– Отец! Строгий причем, - говорил папа. - Вот прямо сейчас пойду к ним и конфискую!
И вот он приходит в нашу комнату «конфисковывать» наше имущество. А имущество уже надежно спрятано. Попробуй-ка в нашем нужном хламе отыскать что-нибудь полезное.
– Сдавайте плееры, - строго говорит папа. - Под расписку.
– А мы их уже сдали, - невинно хлопает глазами Алешка. - А тебе зачем? Очень нужно, да?
– Куда сдали? - еще строже спрашивает папа.
– В мастерскую. Они заикаться стали.
– А когда будут готовы? - папа сам уже почти заикается.
– В конце четверти, - пожимает Алешка плечами.
В другой раз папа громогласно возмущается выключателем в туалете:
– Как только войдешь, свет тут же гаснет! Сколько раз Димке говорил: почини! Мне что, бросить работу и заниматься ремонтом, да? А кто тогда будет охранять покой граждан? Электрик из ЖЭКа?
И вот папа приходит с работы и с порога шумит:
– Дмитрий, сколько раз тебя просить, чтобы ты починил выключатель в туалете?
Теперь уже я невинно хлопаю глазами и с обидой отвечаю:
– Па, ну ты что? Давно уже починил. Ты просто редко дома бываешь, не заметил.
Папа решительно шагает по коридору, включает и выключает свет в туалете, несколько раз открывает и закрывает дверь - выключатель работает исправно.
– Ну извини, брат, - бормочет папа, - погорячился.
Он переодевается, берет газету и скрывается в туалете. Свет тут же гаснет…
И вот Алешка догадался, как получение информации (иначе говоря - подслушивание) поставить на техническую основу. Эту задачу он решил элементарно. Выковырял из старого диктофона микрофончик и замаскировал его на папином столе, под настольным календарем, а проводки вывел под плинтусом в нашу комнату и присоединил напрямую к динамику.
Мы испытали это примитивное устройство и остались довольны.

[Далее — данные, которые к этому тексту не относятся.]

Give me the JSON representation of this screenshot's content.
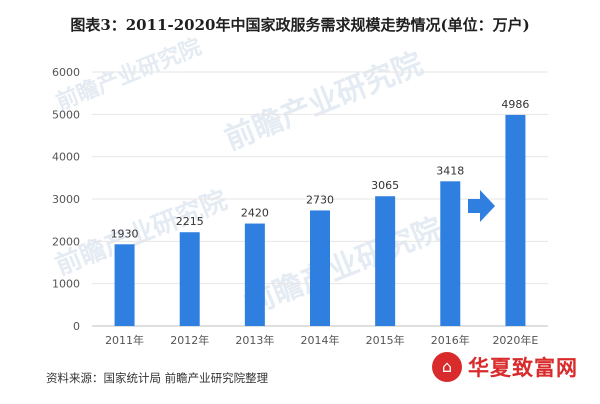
{
  "chart_data": {
    "type": "bar",
    "title": "图表3：2011-2020年中国家政服务需求规模走势情况(单位：万户)",
    "categories": [
      "2011年",
      "2012年",
      "2013年",
      "2014年",
      "2015年",
      "2016年",
      "2020年E"
    ],
    "values": [
      1930,
      2215,
      2420,
      2730,
      3065,
      3418,
      4986
    ],
    "data_labels": [
      "1930",
      "2215",
      "2420",
      "2730",
      "3065",
      "3418",
      "4986"
    ],
    "ylim": [
      0,
      6000
    ],
    "yticks": [
      "0",
      "1000",
      "2000",
      "3000",
      "4000",
      "5000",
      "6000"
    ],
    "grid": true,
    "bar_color": "#2f7fe0",
    "arrow_color": "#2f7fe0"
  },
  "source": "资料来源：国家统计局 前瞻产业研究院整理",
  "watermark": {
    "text": "前瞻产业研究院"
  },
  "brand": {
    "icon": "home-icon",
    "text": "华夏致富网"
  }
}
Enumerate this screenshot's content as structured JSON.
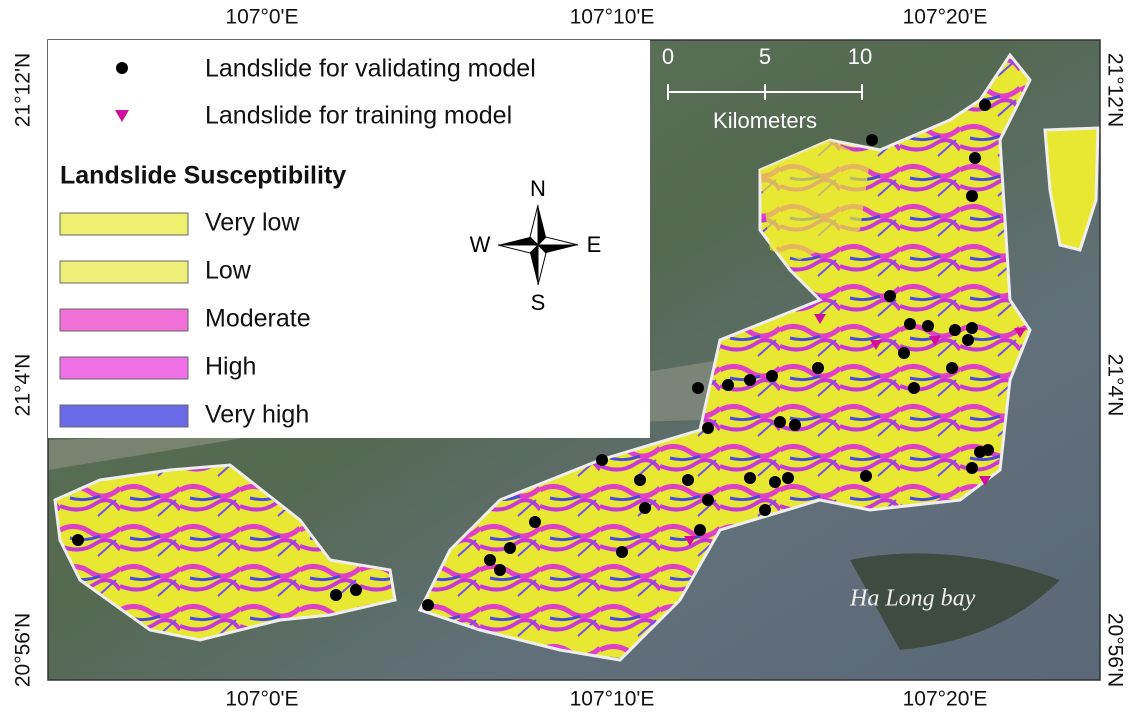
{
  "coordinates": {
    "top": [
      "107°0'E",
      "107°10'E",
      "107°20'E"
    ],
    "bottom": [
      "107°0'E",
      "107°10'E",
      "107°20'E"
    ],
    "left": [
      "21°12'N",
      "21°4'N",
      "20°56'N"
    ],
    "right": [
      "21°12'N",
      "21°4'N",
      "20°56'N"
    ]
  },
  "legend": {
    "points": [
      "Landslide for validating model",
      "Landslide for training model"
    ],
    "title": "Landslide Susceptibility",
    "classes": [
      "Very low",
      "Low",
      "Moderate",
      "High",
      "Very high"
    ]
  },
  "scale_bar": {
    "ticks": [
      0,
      5,
      10
    ],
    "unit": "Kilometers"
  },
  "north_arrow": {
    "north": "N",
    "south": "S",
    "east": "E",
    "west": "W"
  },
  "annotation": "Ha Long bay"
}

И вот теперь оно нам очень пригодилось. Правда, когда участковый начал свой «доклад», папа тут же окликнул нас из кабинета:
– Эй, граждане! Потише нельзя? - Мы чуть не прокололись, забыв, что динамик включен на полный звук. Хорошо еще, папа не разобрал, что у нас в комнате не телевизор заорал, а его собственный участковый.
Мы тут же убавили звук и насторожили уши.
Участковый сообщил папе, что, проведя неотложные оперативные мероприятия, он установил: квартирные жулики использовали для вывоза награбленного один и тот же автомобиль марки «Газель», но с разными номерами. Иногда в преступных эпизодах фигурировал большегрузный автомобиль типа «КамАЗ». На нем увозили украденную мебель.
– На участников краж вышли? - задал папа неприятный вопрос.
– Тут такое дело, - замялся участковый. - Фактически они пока не установлены, но теоретически, видимо, почувствовали, что я их вот-вот нащупаю.
– Откуда такая уверенность?
– Кражи прекратились, товарищ полковник. Резко и категорически.
Мы с Алешкой переглянулись: знал бы товарищ участковый, почему прекратились кражи и какая огромная и опасная работа стояла за этим «резко и категорически».
Вообще со слов лейтенанта получалось, что именно его личными стараниями прекратились кражи в нашем родном микрорайоне. Это было обидно. Но ничего, скоро он узнает истину. Когда в отделение милиции мы доставим всю банду да еще с вещественными доказательствами.
И мы тихонько похихикали. Но после некоторых слов участкового нам стало не до смеха.
– Тут, товарищ полковник, вот какая подозрительная деталь просматривается. - Это лейтенант проговорил как-то неуверенно, с неохотой. Будто ему было очень неприятно сообщать старшему по званию такие факты, которые его очень огорчат. - И эта деталь не одна.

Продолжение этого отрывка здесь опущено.